Иными словами, нам было за двадцать, мы слонялись по московским улицам — от Покровского бульвара, где он жил вместе со старенькой мамой, сестрой, облысевшей бабушкой и морковно-рыжим, лобастым, с засохшими болячками на морде котом, словно призванным обозначить присутствие в его окружении мужского начала, до Александровского сада, где мы обычно прощались.
И все у нас сводилось к искусству, книгам и отвлеченным материям. А что еще оставалось тем, кому не удавалось ни влюбиться, ни уехать!
«Ах, Моцарт!» — вздыхал мой друг, вкладывая в этот возглас то восхищение, которое должно было отозваться во мне пробуждающим эхом, и я как завороженный повторял: «Ах, Моцарт!» «Ах, Берлиоз!» — с умилением продолжал он, и я не мог в ответ не воскликнуть: «Ах, Берлиоз!» «Ах, Стравинский!» — восторженно постанывал он, и во мне все отзывалось тем же восторгом, хотя его Берлиоз и Стравинский словно ткались из воздуха, выдуваемого оркестровыми трубами и тромбонами, а к моим примешивался дразнящий запах типографской краски, доносившийся от страниц журнала, где был напечатан упоительный, роскошный, модный в те годы роман.
Впрочем, подобное раздвоение Стравинского и Берлиоза нас еще больше сближало, и мы были поистине неразлучны. Если не встречались, то перезванивались каждый день, и нескончаемо долгие, блаженно-изнурительные телефонные разговоры начинались у нас с тех же восторженных вздохов: «Ах!»
Так продолжалось уже несколько лет, и оба мы не осознавали, что истинная причина нашей дружбы заключалась не в любви к искусству и не предпочтении, отдаваемом его великим творцам. Нет, потому-то мы и были неразлучны, что нас, запаздывающих, привязывал друг к другу тайный страх: как бы он меня не опередил! Не опередил в своих сочинениях, которые вместо похвал вызвали бы разносную ругань и брань, но, зато были бы настоящими. И не опередил в любви: этого каждый из нас боялся еще больше, ведь хотя нам было уже за двадцать, у нас еще ни разу не было…
Да, хоть мы и не святые, но не было, не было, и это удручающее отсутствие зияло таким же признаком ума, как очки и жалкий беретик! Мы оба так и оставались невинными мальчиками, я — еврейским, а он — русским.
Меня это особенно мучило, томило и угнетало, и я весь был во власти того, что называется ожиданием любви.
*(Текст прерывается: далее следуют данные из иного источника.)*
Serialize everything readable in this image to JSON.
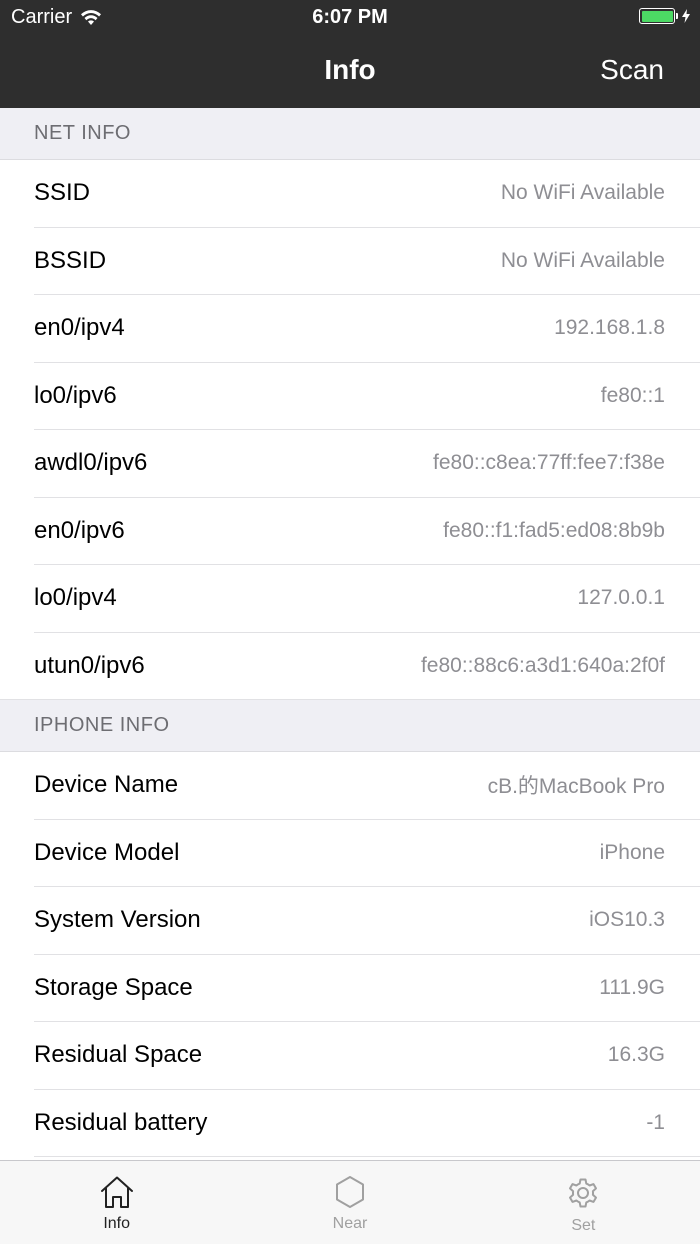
{
  "status_bar": {
    "carrier": "Carrier",
    "time": "6:07 PM"
  },
  "navbar": {
    "title": "Info",
    "action": "Scan"
  },
  "sections": {
    "net": {
      "header": "NET INFO",
      "rows": [
        {
          "label": "SSID",
          "value": "No WiFi Available"
        },
        {
          "label": "BSSID",
          "value": "No WiFi Available"
        },
        {
          "label": "en0/ipv4",
          "value": "192.168.1.8"
        },
        {
          "label": "lo0/ipv6",
          "value": "fe80::1"
        },
        {
          "label": "awdl0/ipv6",
          "value": "fe80::c8ea:77ff:fee7:f38e"
        },
        {
          "label": "en0/ipv6",
          "value": "fe80::f1:fad5:ed08:8b9b"
        },
        {
          "label": "lo0/ipv4",
          "value": "127.0.0.1"
        },
        {
          "label": "utun0/ipv6",
          "value": "fe80::88c6:a3d1:640a:2f0f"
        }
      ]
    },
    "iphone": {
      "header": "IPHONE INFO",
      "rows": [
        {
          "label": "Device Name",
          "value": "cB.的MacBook Pro"
        },
        {
          "label": "Device Model",
          "value": "iPhone"
        },
        {
          "label": "System Version",
          "value": "iOS10.3"
        },
        {
          "label": "Storage Space",
          "value": "111.9G"
        },
        {
          "label": "Residual Space",
          "value": "16.3G"
        },
        {
          "label": "Residual battery",
          "value": "-1"
        }
      ]
    }
  },
  "tabbar": {
    "tabs": [
      {
        "label": "Info",
        "icon": "home-icon",
        "active": true
      },
      {
        "label": "Near",
        "icon": "hexagon-icon",
        "active": false
      },
      {
        "label": "Set",
        "icon": "gear-icon",
        "active": false
      }
    ]
  },
  "colors": {
    "navbar_bg": "#2e2e2e",
    "battery_fill": "#4cd964",
    "section_bg": "#efeff4",
    "value_text": "#8e8e93"
  }
}
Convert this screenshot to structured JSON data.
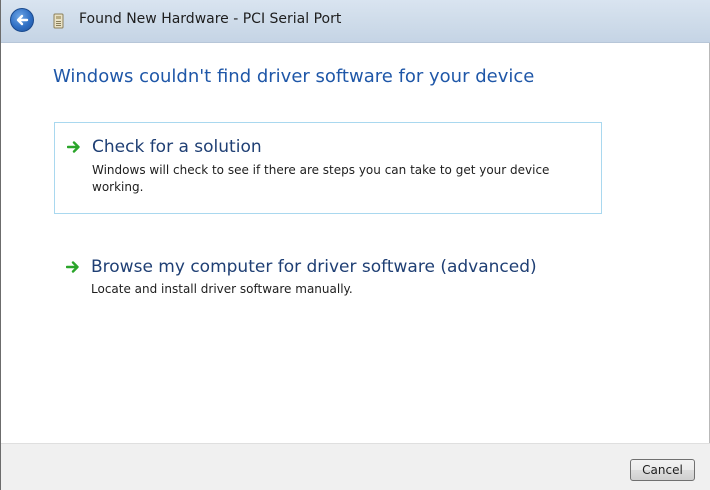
{
  "window": {
    "title": "Found New Hardware - PCI Serial Port"
  },
  "main": {
    "heading": "Windows couldn't find driver software for your device",
    "options": [
      {
        "title": "Check for a solution",
        "description": "Windows will check to see if there are steps you can take to get your device working."
      },
      {
        "title": "Browse my computer for driver software (advanced)",
        "description": "Locate and install driver software manually."
      }
    ]
  },
  "footer": {
    "cancel_label": "Cancel"
  },
  "icons": {
    "back": "back-arrow-icon",
    "title": "hardware-device-icon",
    "option_arrow": "green-arrow-icon"
  },
  "colors": {
    "heading": "#1f57a8",
    "option_title": "#1f3f74",
    "arrow": "#2aa52a",
    "hover_border": "#a9d8ef"
  }
}
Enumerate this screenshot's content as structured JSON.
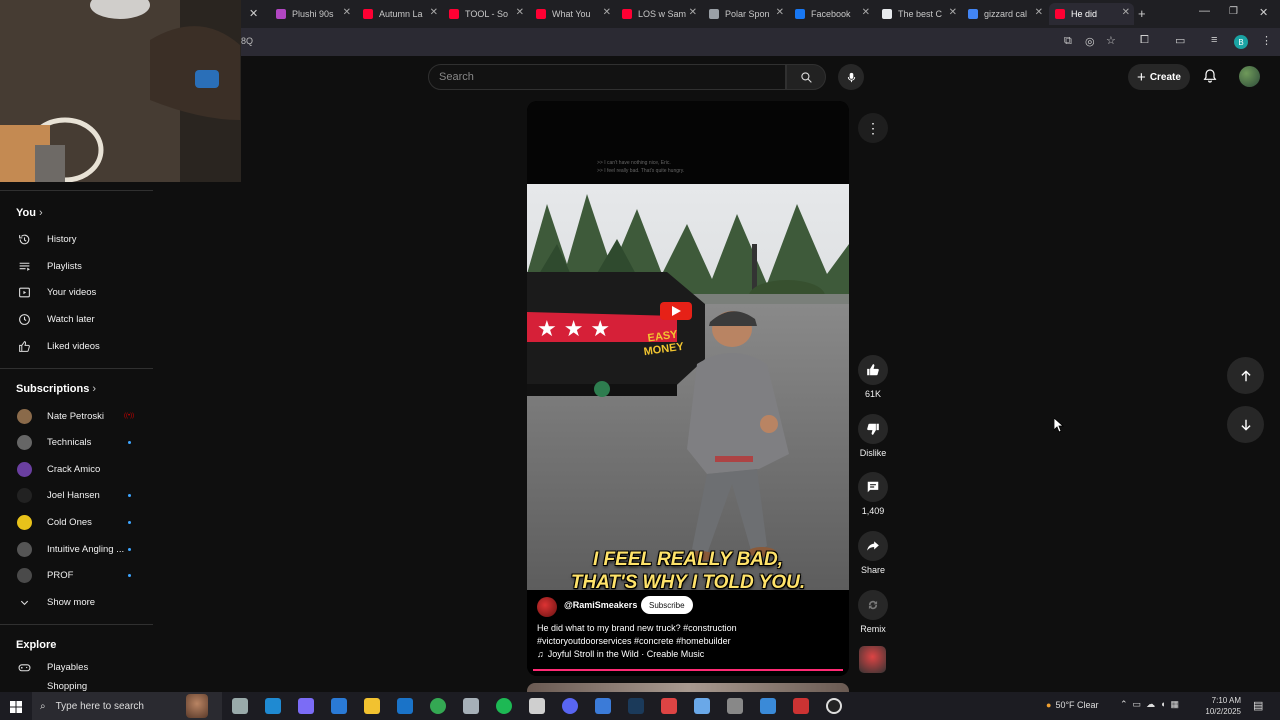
{
  "browser": {
    "tabs": [
      {
        "title": "Plushi 90s",
        "color": "#b146c2"
      },
      {
        "title": "Autumn La",
        "color": "#ff0033"
      },
      {
        "title": "TOOL - So",
        "color": "#ff0033"
      },
      {
        "title": "What You",
        "color": "#ff0033"
      },
      {
        "title": "LOS w Sam",
        "color": "#ff0033"
      },
      {
        "title": "Polar Spon",
        "color": "#9aa0a6"
      },
      {
        "title": "Facebook",
        "color": "#1877f2"
      },
      {
        "title": "The best C",
        "color": "#e8eaed"
      },
      {
        "title": "gizzard cal",
        "color": "#4285f4"
      },
      {
        "title": "He did",
        "color": "#ff0033"
      }
    ],
    "url_fragment": "8Q",
    "profile_initial": "B"
  },
  "header": {
    "search_placeholder": "Search",
    "create_label": "Create"
  },
  "sidebar": {
    "you": {
      "title": "You",
      "items": [
        {
          "label": "History",
          "icon": "history-icon"
        },
        {
          "label": "Playlists",
          "icon": "playlists-icon"
        },
        {
          "label": "Your videos",
          "icon": "your-videos-icon"
        },
        {
          "label": "Watch later",
          "icon": "watch-later-icon"
        },
        {
          "label": "Liked videos",
          "icon": "liked-videos-icon"
        }
      ]
    },
    "subscriptions": {
      "title": "Subscriptions",
      "channels": [
        {
          "name": "Nate Petroski",
          "avatar_color": "#8a6a4a",
          "indicator": "live"
        },
        {
          "name": "Technicals",
          "avatar_color": "#666666",
          "indicator": "dot"
        },
        {
          "name": "Crack Amico",
          "avatar_color": "#6a3fa0",
          "indicator": "none"
        },
        {
          "name": "Joel Hansen",
          "avatar_color": "#222222",
          "indicator": "dot"
        },
        {
          "name": "Cold Ones",
          "avatar_color": "#e8c21a",
          "indicator": "dot"
        },
        {
          "name": "Intuitive Angling ...",
          "avatar_color": "#555555",
          "indicator": "dot"
        },
        {
          "name": "PROF",
          "avatar_color": "#4a4a4a",
          "indicator": "dot"
        }
      ],
      "show_more": "Show more"
    },
    "explore": {
      "title": "Explore",
      "items": [
        {
          "label": "Playables",
          "icon": "playables-icon"
        },
        {
          "label": "Shopping",
          "icon": "shopping-icon"
        }
      ]
    }
  },
  "short": {
    "cc_lines": [
      ">> I can't have nothing nice, Eric.",
      ">> I feel really bad. That's quite hungry."
    ],
    "trailer_text": "EASY MONEY",
    "caption_line1": "I FEEL REALLY BAD,",
    "caption_line2": "THAT'S WHY I TOLD YOU.",
    "channel": "@RamiSmeakers",
    "subscribe_label": "Subscribe",
    "description_line1": "He did what to my brand new truck? #construction",
    "description_line2": "#victoryoutdoorservices #concrete #homebuilder",
    "music": "Joyful Stroll in the Wild · Creable Music",
    "progress": 1.0
  },
  "actions": {
    "likes": "61K",
    "dislike": "Dislike",
    "comments": "1,409",
    "share": "Share",
    "remix": "Remix"
  },
  "taskbar": {
    "search_placeholder": "Type here to search",
    "weather": "50°F  Clear",
    "time": "7:10 AM",
    "date": "10/2/2025"
  }
}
Само по себе это ожидание прекрасно, но, в силу загадочных свойств тех давних лет и моего собственного запаздывания, оно приобрело болезненный оттенок, напоминающий румянец при чахотке. Из-за полного отсутствия святости ничто так не тяготило в те годы, как целомудрие, и так не притягивало, как грех, который потому-то и был невинен, что заменял собой все. Иначе говоря, если не было греха, то и ничего не было.
Хотя эти рассуждения тоже от ума, который в те годы не был горем, а был причудой, курьезом, капризом, поскольку, собственно, и возникал ни из чего.
Вот мне и казалось важным не столько испытать любовную горячку, лихорадку, озноб, сколько переступить, наконец, через свое запаздывание. В этом стремлении я становился пугливым, мнительным и одержимым. Я всячески избегал откровенных разговоров с приятелями, опасаясь, что мое запаздывание обнаружится, выйдет на свет и я предстану перед всеми в самом позорном и жалком виде. При этом меня преследовало подозрение, что они все равно догадываются, перешептываются, смеются надо мной, презирают меня. Хотя сами они лишь вовремя успевали соврать, рассказывая о своих подвигах, а во всем остальном так же запаздывали, снедаемые чахоточным румянцем.